Over the next six years they and their colleagues would enroll men with localized, though high-risk prostate cancer (determined by prostate-specific antigen level, Gleason score, and whether or not the cancer had invaded the wall of the prostate gland). All the men received two months of radiation therapy but half received the radiation during the middle of a six-month course of testosterone-suppressive therapy.
The men were followed closely for the first few years and then annually. After four and a half years of follow-up, the results seemed clear—men receiving the combined treatment had higher overall survival rates. In 2005, Kantoff, D’Amico, and colleagues published a report saying as much. But studies like those of Keating, Smith, and others began surfacing. The researchers decided to see how the men in their study were faring, but this time they went back and reconstructed the men’s health when they began treatment.
“What Anthony did, his brainchild, was to go back retrospectively to our patients and ask the very important question: can we predict who will get into trouble?” said Kantoff. “And the answer was, yes. Comorbidity appeared to not only nullify the effect of androgen-deprivation therapy, it may have made it worse.”
What was striking was how many of the moderate- to high-comorbidity, testosterone-deprived patients died from heart attacks. More than 50 percent of the 19 deaths in this group were due to myocardial infarction. Only two out of the 11 deaths in the no- or minimal-comorbidity testosterone-blocked group were due to heart attacks.
The Cause of DeathHow exactly the suppression of testosterone is working to bring about the fatal attacks is not clear. One possibility is that it is a consequence of the more immediate side effects of hormone therapy. “In people who have a critical underlying coronary lesion, it may be that all that needs to happen is for them to gain five to 10 percent of their body weight—that could be enough of a stress to have a coronary event,” Kantoff said. “It could be that simple, though rarely are things that simple.”
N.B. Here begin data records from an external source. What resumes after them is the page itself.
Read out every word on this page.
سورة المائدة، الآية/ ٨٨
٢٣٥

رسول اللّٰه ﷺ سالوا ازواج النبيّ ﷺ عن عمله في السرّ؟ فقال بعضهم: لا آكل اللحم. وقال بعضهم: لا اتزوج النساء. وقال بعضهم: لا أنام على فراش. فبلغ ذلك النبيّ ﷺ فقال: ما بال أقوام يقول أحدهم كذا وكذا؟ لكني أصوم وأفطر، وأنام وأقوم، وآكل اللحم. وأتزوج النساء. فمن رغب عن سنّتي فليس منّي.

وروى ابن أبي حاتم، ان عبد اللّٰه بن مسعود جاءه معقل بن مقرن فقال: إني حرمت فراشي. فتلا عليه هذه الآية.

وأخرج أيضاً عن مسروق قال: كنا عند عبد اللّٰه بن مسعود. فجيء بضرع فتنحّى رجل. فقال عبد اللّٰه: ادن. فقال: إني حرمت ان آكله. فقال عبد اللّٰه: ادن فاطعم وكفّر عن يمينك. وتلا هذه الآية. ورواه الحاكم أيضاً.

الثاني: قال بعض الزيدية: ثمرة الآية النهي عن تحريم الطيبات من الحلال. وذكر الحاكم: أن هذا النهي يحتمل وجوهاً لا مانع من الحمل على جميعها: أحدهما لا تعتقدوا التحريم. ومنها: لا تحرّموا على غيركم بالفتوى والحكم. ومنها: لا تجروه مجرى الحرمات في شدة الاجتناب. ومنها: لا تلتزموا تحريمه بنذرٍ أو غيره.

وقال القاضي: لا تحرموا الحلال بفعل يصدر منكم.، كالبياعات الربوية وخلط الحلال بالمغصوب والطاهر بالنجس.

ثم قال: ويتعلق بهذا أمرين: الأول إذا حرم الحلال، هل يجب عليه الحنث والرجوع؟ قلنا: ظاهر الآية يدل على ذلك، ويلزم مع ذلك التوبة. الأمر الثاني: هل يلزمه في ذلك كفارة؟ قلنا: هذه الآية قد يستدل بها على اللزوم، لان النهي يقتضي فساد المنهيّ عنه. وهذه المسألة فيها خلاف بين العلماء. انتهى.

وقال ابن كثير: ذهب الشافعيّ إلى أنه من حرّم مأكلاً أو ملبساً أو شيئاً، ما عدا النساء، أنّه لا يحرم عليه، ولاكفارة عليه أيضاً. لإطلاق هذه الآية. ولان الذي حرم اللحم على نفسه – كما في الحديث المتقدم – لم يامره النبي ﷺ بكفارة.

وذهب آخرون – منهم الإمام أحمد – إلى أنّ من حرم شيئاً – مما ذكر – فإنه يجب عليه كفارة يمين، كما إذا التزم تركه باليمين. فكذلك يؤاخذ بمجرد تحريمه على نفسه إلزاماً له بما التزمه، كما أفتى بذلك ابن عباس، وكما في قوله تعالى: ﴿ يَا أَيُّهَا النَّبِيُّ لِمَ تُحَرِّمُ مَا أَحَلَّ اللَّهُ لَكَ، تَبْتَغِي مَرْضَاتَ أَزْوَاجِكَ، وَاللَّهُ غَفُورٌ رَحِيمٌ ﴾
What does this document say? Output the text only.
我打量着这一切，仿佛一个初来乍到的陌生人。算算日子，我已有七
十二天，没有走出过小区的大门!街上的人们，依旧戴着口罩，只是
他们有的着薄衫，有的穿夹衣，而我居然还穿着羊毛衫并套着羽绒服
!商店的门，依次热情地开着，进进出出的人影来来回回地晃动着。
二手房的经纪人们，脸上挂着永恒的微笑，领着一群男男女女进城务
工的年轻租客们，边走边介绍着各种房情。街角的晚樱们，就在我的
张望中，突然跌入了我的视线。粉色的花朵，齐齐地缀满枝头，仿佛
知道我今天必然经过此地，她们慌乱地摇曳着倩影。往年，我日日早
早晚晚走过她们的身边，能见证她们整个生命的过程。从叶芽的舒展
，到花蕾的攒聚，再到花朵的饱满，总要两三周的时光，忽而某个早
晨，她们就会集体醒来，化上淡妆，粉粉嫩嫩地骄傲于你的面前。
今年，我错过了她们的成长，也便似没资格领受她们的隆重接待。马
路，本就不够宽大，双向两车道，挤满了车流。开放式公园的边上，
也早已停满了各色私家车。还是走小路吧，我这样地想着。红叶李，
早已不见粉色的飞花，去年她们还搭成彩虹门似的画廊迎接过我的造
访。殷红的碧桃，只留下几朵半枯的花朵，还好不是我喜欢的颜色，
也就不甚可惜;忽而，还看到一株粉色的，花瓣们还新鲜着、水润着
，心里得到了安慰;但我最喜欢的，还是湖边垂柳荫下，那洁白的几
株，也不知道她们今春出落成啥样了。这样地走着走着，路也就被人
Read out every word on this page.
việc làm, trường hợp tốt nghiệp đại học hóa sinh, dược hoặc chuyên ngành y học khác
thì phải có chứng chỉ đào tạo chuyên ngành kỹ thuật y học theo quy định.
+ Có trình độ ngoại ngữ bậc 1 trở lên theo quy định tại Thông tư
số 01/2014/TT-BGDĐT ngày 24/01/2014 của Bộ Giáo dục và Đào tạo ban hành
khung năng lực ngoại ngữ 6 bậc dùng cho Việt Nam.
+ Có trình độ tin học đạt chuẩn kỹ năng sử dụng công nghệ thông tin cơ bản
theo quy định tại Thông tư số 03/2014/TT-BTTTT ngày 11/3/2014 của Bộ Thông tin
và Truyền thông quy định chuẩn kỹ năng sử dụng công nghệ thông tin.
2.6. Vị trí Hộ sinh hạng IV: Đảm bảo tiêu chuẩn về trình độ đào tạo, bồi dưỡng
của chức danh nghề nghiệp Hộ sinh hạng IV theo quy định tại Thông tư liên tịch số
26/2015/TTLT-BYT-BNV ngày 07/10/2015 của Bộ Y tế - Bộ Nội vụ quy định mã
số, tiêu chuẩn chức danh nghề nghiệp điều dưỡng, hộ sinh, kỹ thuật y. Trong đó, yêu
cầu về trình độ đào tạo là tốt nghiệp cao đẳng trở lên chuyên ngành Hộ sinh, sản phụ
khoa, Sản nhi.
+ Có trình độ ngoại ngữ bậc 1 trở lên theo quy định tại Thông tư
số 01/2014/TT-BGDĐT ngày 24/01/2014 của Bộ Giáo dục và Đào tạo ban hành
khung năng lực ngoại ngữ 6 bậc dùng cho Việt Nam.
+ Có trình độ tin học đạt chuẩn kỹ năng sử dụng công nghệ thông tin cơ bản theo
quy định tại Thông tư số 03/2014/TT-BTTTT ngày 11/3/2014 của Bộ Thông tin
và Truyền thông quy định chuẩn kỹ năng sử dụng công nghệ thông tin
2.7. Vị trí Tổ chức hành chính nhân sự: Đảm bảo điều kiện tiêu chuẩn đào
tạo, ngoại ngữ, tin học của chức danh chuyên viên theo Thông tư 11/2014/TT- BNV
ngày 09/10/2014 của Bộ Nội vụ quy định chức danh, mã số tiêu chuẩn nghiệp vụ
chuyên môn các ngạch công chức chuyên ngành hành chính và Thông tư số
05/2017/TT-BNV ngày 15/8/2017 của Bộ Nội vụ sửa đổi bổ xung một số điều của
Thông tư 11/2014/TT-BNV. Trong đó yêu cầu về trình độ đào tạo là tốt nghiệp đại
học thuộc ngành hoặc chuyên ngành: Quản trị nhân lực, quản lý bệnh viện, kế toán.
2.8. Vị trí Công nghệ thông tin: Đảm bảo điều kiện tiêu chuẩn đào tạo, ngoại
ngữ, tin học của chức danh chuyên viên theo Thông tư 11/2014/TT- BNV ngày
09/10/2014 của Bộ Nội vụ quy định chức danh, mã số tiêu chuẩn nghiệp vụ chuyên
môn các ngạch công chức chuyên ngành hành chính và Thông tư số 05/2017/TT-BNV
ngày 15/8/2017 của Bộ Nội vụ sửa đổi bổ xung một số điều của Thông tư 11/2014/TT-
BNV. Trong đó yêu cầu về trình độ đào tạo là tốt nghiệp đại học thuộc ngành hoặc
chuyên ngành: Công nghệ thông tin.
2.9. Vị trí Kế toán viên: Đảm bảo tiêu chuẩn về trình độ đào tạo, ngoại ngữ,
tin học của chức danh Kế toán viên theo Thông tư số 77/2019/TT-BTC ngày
There is a more complex, if speculative, explanation, said D’Amico. It turns out, the inner lining of the coronary arteries is coated with androgen receptors, which upregulate when testosterone levels are low. In the complete absence of the hormone, the receptors begin degrading. In mice, androgen receptor degradation sets up an inflammatory response that can exacerbate an already existing lesion in the artery, and it might do the same in the arteries of an androgen-suppressed person. “Of course, it’s all theory,” he said.
At least the solution to the problem appears straightforward. “If you have somebody who has prostate cancer indices that suggest they could benefit from combined therapy, and they also have a personal history of coronary heart disease or known cardiovascular risk factors, send them to a cardiologist first,” D’Amico said. “Have the cardiologist address the issue and then consider the hormone therapy or do not use the hormone therapy at all.”